Tuesday, August 16, 2016

The Procedure Followed During Business Liquidation Arlington TX

By Janet Lee


Liquidation brings a company that existed before into an end. This can occur owing to various reasons. One of the main reasons why many businesses are dissolved is their inability to pay debts. Strict procedures are followed during Business liquidation Arlington TX. To commence the process, a liquidator is appointed. The main role of a liquidator is to conduct investigation of financial capability of company concerned. He or she has role of finding out why company failed. Liquidator has the mandate of finding out whether a particular company has committed any offense. He or she identifies assets owned by company and sells them for betterment of creditors.

Liquidation is a serious process through which trading companies are closed down immediately they are found to be ineffective. Appointing a liquidator is done by either the court or shareholders. In other words, liquidator has mandate of supervising entire dissolution process of a company.

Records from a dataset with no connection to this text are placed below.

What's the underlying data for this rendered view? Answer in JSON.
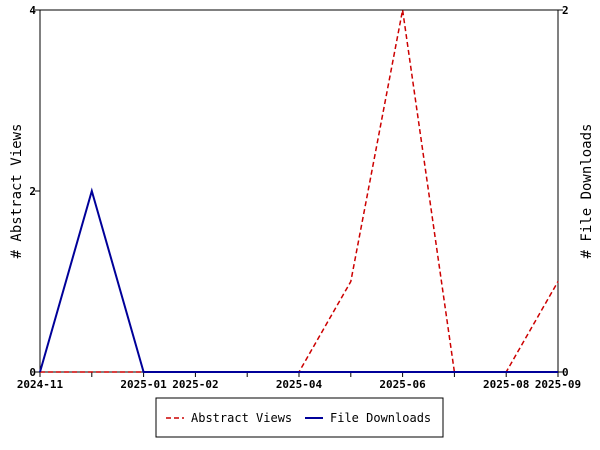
{
  "chart_data": {
    "type": "line",
    "title": "",
    "x": [
      "2024-11",
      "2024-12",
      "2025-01",
      "2025-02",
      "2025-03",
      "2025-04",
      "2025-05",
      "2025-06",
      "2025-07",
      "2025-08",
      "2025-09"
    ],
    "x_tick_labels": [
      "2024-11",
      "2025-01",
      "2025-02",
      "2025-04",
      "2025-06",
      "2025-08",
      "2025-09"
    ],
    "ylabel_left": "# Abstract Views",
    "ylabel_right": "# File Downloads",
    "ylim_left": [
      0,
      4
    ],
    "ylim_right": [
      0,
      2
    ],
    "yticks_left": [
      "0",
      "2",
      "4"
    ],
    "yticks_right": [
      "0",
      "2"
    ],
    "grid": false,
    "legend_position": "bottom",
    "series": [
      {
        "name": "Abstract Views",
        "axis": "left",
        "color": "#cc0000",
        "style": "dashed",
        "values": [
          0,
          0,
          0,
          0,
          0,
          0,
          1,
          4,
          0,
          0,
          1
        ]
      },
      {
        "name": "File Downloads",
        "axis": "right",
        "color": "#000099",
        "style": "solid",
        "values": [
          0,
          1,
          0,
          0,
          0,
          0,
          0,
          0,
          0,
          0,
          0
        ]
      }
    ]
  }
}
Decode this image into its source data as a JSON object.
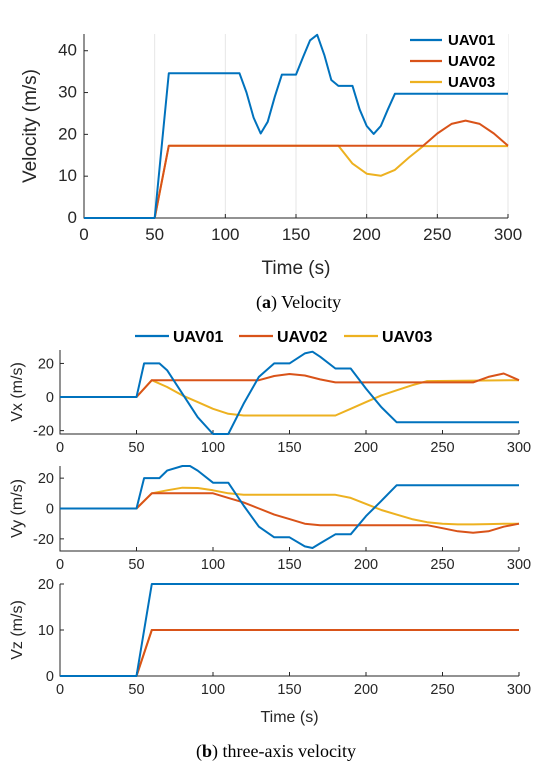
{
  "colors": {
    "UAV01": "#0072BD",
    "UAV02": "#D95319",
    "UAV03": "#EDB120"
  },
  "caption_a": {
    "letter": "a",
    "text": "Velocity"
  },
  "caption_b": {
    "letter": "b",
    "text": "three-axis velocity"
  },
  "chart_data": [
    {
      "type": "line",
      "xlabel": "Time (s)",
      "ylabel": "Velocity (m/s)",
      "xlim": [
        0,
        300
      ],
      "ylim": [
        0,
        44
      ],
      "xticks": [
        0,
        50,
        100,
        150,
        200,
        250,
        300
      ],
      "yticks": [
        0,
        10,
        20,
        30,
        40
      ],
      "legend": "top-right",
      "series": [
        {
          "name": "UAV01",
          "x": [
            0,
            50,
            60,
            110,
            115,
            120,
            125,
            130,
            135,
            140,
            150,
            155,
            160,
            165,
            170,
            175,
            180,
            190,
            195,
            200,
            205,
            210,
            215,
            220,
            300
          ],
          "y": [
            0,
            0,
            34.6,
            34.6,
            30,
            24,
            20.2,
            23,
            29,
            34.3,
            34.3,
            38.5,
            42.5,
            43.8,
            39,
            33,
            31.6,
            31.6,
            26,
            22,
            20.1,
            22,
            26,
            29.7,
            29.7
          ]
        },
        {
          "name": "UAV02",
          "x": [
            0,
            50,
            60,
            240,
            250,
            260,
            270,
            280,
            290,
            300
          ],
          "y": [
            0,
            0,
            17.3,
            17.3,
            20.2,
            22.5,
            23.3,
            22.5,
            20.2,
            17.3
          ]
        },
        {
          "name": "UAV03",
          "x": [
            0,
            50,
            60,
            180,
            190,
            200,
            210,
            220,
            230,
            240,
            300
          ],
          "y": [
            0,
            0,
            17.3,
            17.3,
            13,
            10.6,
            10.1,
            11.5,
            14.5,
            17.2,
            17.2
          ]
        }
      ]
    },
    {
      "type": "line",
      "ylabel": "Vx (m/s)",
      "xlim": [
        0,
        300
      ],
      "ylim": [
        -22,
        28
      ],
      "xticks": [
        0,
        50,
        100,
        150,
        200,
        250,
        300
      ],
      "yticks": [
        -20,
        0,
        20
      ],
      "legend": "top",
      "series": [
        {
          "name": "UAV01",
          "x": [
            0,
            50,
            55,
            65,
            70,
            80,
            90,
            100,
            110,
            120,
            130,
            140,
            150,
            160,
            165,
            170,
            180,
            190,
            200,
            210,
            220,
            300
          ],
          "y": [
            0,
            0,
            20,
            20,
            16,
            2,
            -12,
            -22,
            -22,
            -4,
            12,
            20,
            20,
            26,
            27,
            24,
            17,
            17,
            5,
            -6,
            -15,
            -15
          ]
        },
        {
          "name": "UAV02",
          "x": [
            0,
            50,
            60,
            130,
            140,
            150,
            160,
            170,
            180,
            270,
            280,
            290,
            300
          ],
          "y": [
            0,
            0,
            10,
            10,
            12.5,
            13.7,
            12.8,
            10.5,
            8.7,
            8.7,
            12,
            14,
            10
          ]
        },
        {
          "name": "UAV03",
          "x": [
            0,
            50,
            60,
            70,
            80,
            90,
            100,
            110,
            120,
            180,
            190,
            200,
            210,
            220,
            230,
            240,
            300
          ],
          "y": [
            0,
            0,
            10,
            6,
            1,
            -3,
            -7,
            -10,
            -11,
            -11,
            -7,
            -3,
            1,
            4,
            7,
            9.5,
            10
          ]
        }
      ]
    },
    {
      "type": "line",
      "ylabel": "Vy (m/s)",
      "xlim": [
        0,
        300
      ],
      "ylim": [
        -28,
        28
      ],
      "xticks": [
        0,
        50,
        100,
        150,
        200,
        250,
        300
      ],
      "yticks": [
        -20,
        0,
        20
      ],
      "series": [
        {
          "name": "UAV01",
          "x": [
            0,
            50,
            55,
            65,
            70,
            80,
            85,
            90,
            100,
            110,
            120,
            130,
            140,
            150,
            160,
            165,
            170,
            180,
            190,
            200,
            210,
            220,
            300
          ],
          "y": [
            0,
            0,
            20,
            20,
            25,
            28,
            28,
            25,
            17,
            17,
            2,
            -12,
            -19,
            -19,
            -25,
            -26,
            -23,
            -17,
            -17,
            -5,
            5,
            15.3,
            15.3
          ]
        },
        {
          "name": "UAV02",
          "x": [
            0,
            50,
            60,
            100,
            110,
            120,
            130,
            140,
            150,
            160,
            170,
            180,
            240,
            250,
            260,
            270,
            280,
            290,
            300
          ],
          "y": [
            0,
            0,
            10,
            10,
            7,
            4,
            0,
            -4,
            -7,
            -10,
            -11,
            -11,
            -11,
            -13,
            -15,
            -16,
            -15,
            -12,
            -10
          ]
        },
        {
          "name": "UAV03",
          "x": [
            0,
            50,
            60,
            70,
            80,
            90,
            100,
            110,
            120,
            180,
            190,
            200,
            210,
            220,
            230,
            240,
            250,
            260,
            270,
            280,
            290,
            300
          ],
          "y": [
            0,
            0,
            10,
            12,
            13.7,
            13.5,
            12,
            10,
            9,
            9,
            7,
            3,
            -1,
            -4,
            -7,
            -9,
            -10,
            -10.5,
            -10.5,
            -10.3,
            -10.1,
            -10
          ]
        }
      ]
    },
    {
      "type": "line",
      "xlabel": "Time (s)",
      "ylabel": "Vz (m/s)",
      "xlim": [
        0,
        300
      ],
      "ylim": [
        0,
        20
      ],
      "xticks": [
        0,
        50,
        100,
        150,
        200,
        250,
        300
      ],
      "yticks": [
        0,
        10,
        20
      ],
      "series": [
        {
          "name": "UAV01",
          "x": [
            0,
            50,
            60,
            300
          ],
          "y": [
            0,
            0,
            20,
            20
          ]
        },
        {
          "name": "UAV02",
          "x": [
            0,
            50,
            60,
            300
          ],
          "y": [
            0,
            0,
            10,
            10
          ]
        },
        {
          "name": "UAV03",
          "x": [
            0,
            50,
            60,
            300
          ],
          "y": [
            0,
            0,
            10,
            10
          ]
        }
      ]
    }
  ]
}
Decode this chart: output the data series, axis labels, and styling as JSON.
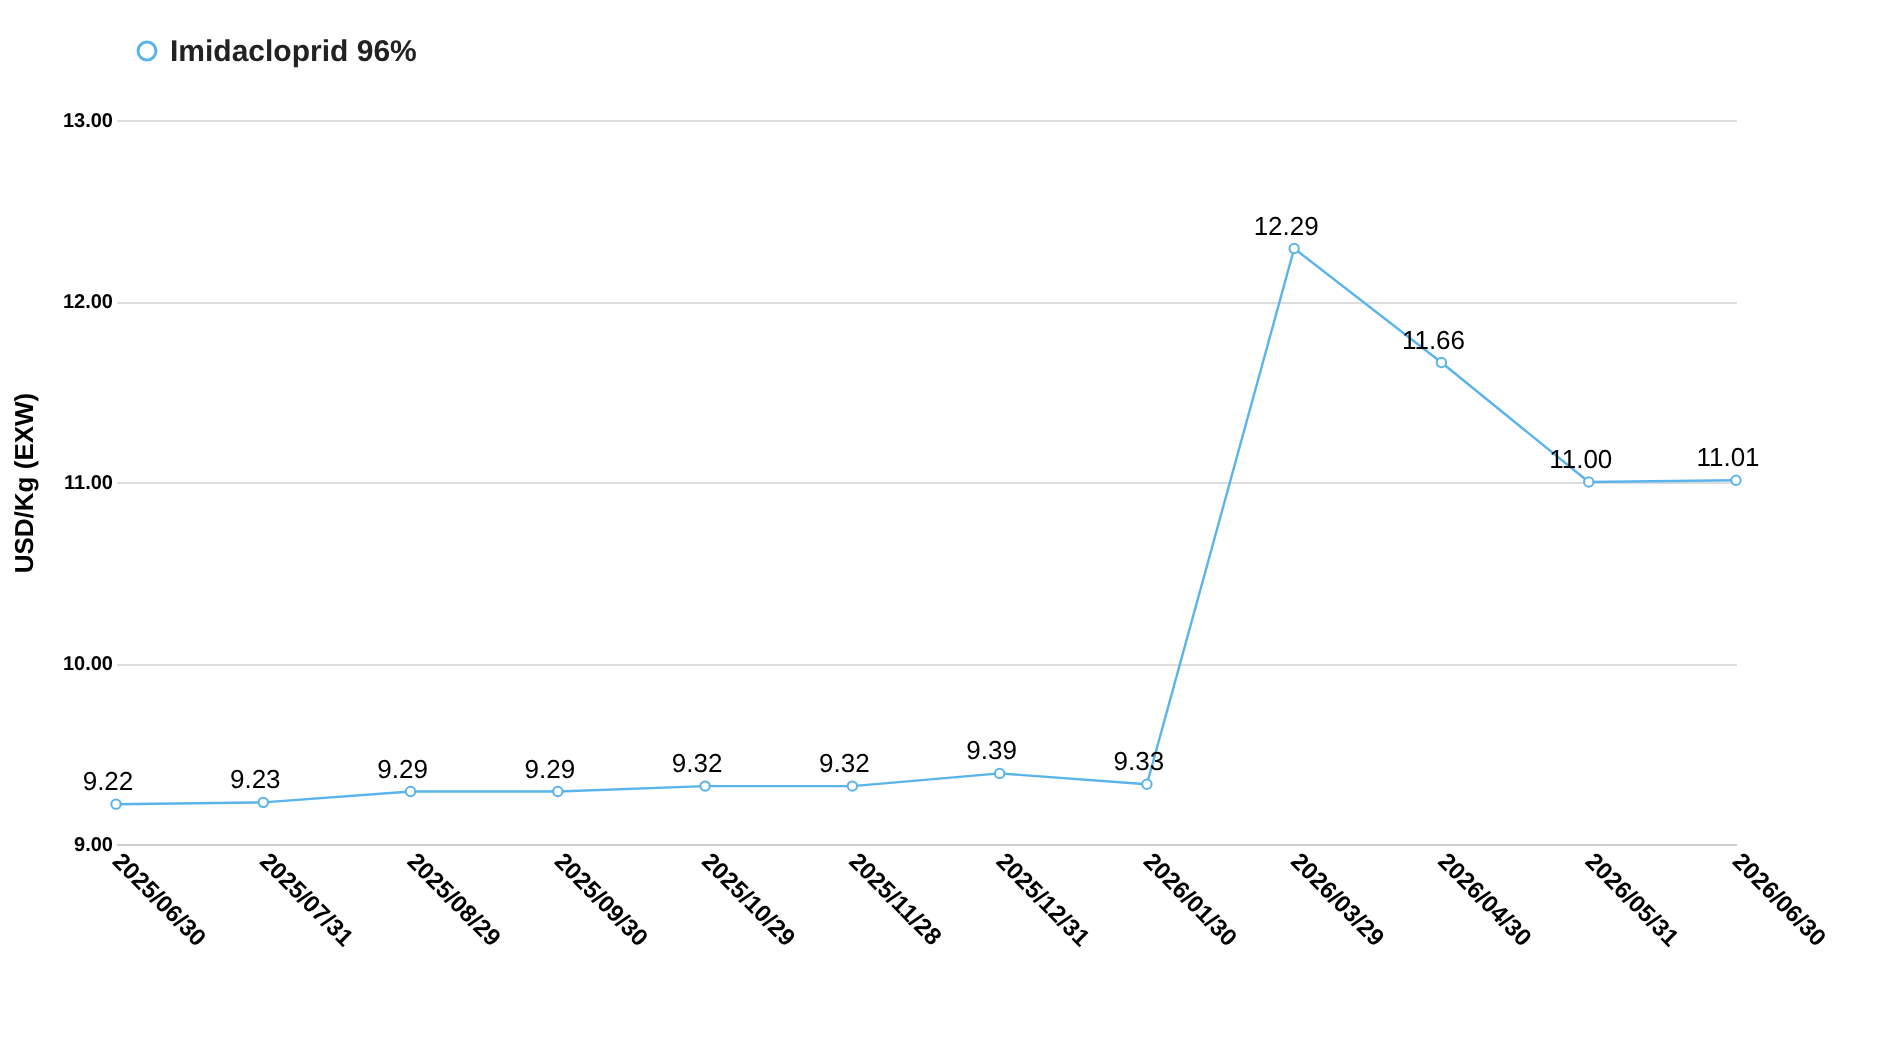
{
  "chart_data": {
    "type": "line",
    "ylabel": "USD/Kg   (EXW)",
    "categories": [
      "2025/06/30",
      "2025/07/31",
      "2025/08/29",
      "2025/09/30",
      "2025/10/29",
      "2025/11/28",
      "2025/12/31",
      "2026/01/30",
      "2026/03/29",
      "2026/04/30",
      "2026/05/31",
      "2026/06/30"
    ],
    "series": [
      {
        "name": "Imidacloprid 96%",
        "color": "#5ab4ec",
        "values": [
          9.22,
          9.23,
          9.29,
          9.29,
          9.32,
          9.32,
          9.39,
          9.33,
          12.29,
          11.66,
          11.0,
          11.01
        ],
        "value_labels": [
          "9.22",
          "9.23",
          "9.29",
          "9.29",
          "9.32",
          "9.32",
          "9.39",
          "9.33",
          "12.29",
          "11.66",
          "11.00",
          "11.01"
        ]
      }
    ],
    "ylim": [
      9,
      13
    ],
    "yticks": [
      {
        "value": 9,
        "label": "9.00"
      },
      {
        "value": 10,
        "label": "10.00"
      },
      {
        "value": 11,
        "label": "11.00"
      },
      {
        "value": 12,
        "label": "12.00"
      },
      {
        "value": 13,
        "label": "13.00"
      }
    ],
    "grid": "y",
    "legend": "top",
    "marker": "circle",
    "line_style": "solid"
  }
}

At times, the owners of a company decide to terminate a business, owing to various reasons. Dissolution that are directed by shareholders are called voluntary liquidations. When directives to dissolve a particular company originate from court, dissolution is said to be compulsory. Different procedure may be used in each of the cases, depending on whether the concerned company is either solvent or the insolvent.

Company that fails to pay its creditors within the acceptable time, it is categorized as insolvent. Law is highly followed during compensation process. This is done to impede any conflict that may arise, in case some creditors feel that process is not done unfairly. Compensation is done in a proportionate manner for the betterment. Needs of creditors, who have been secured are prioritized. Process is conducted in such a way that no one becomes disadvantaged.

Voluntary liquidations occur immediately liquidator is appointed by company owners. Liquidator has the mandate of informing creditors together with shareholders on the progress of business. If correct procedures, are put in place, voluntary process can be carried out successfully without involving court. However, if liquidator feels that there is need of seeking help from court, he or she can do it. Court has powers of denying the liquidator powers of supervising entire process.

Board of directors may commence dissolution process, if the constitution of a company allows. When business is insolvent, creditors have the mandate of supervising dissolution. On the other hand, shareholders may take control during dissolution, if company is solvent. Registrar of companies, majority directors or creditors may apply for dissolution of a company.

Immediately company has been dissolved, it has no power to dispose its property. The effects of directors are no longer felt as soon as liquidator is appointed. Employees of company are notified of dismissal when a liquidation order is issued. When liquidator is appointed, it becomes almost impossible for any individual apply for legal proceedings against business, unless court or liquidator allows it.

Secured creditors are compensated before distribution of assets, commences. In the next step, expenses, charges, and other cost concerned during dissolution are paid. Employees are then paid their wages. In the next stage, unsecured creditors are paid. Needs of shareholders are met last.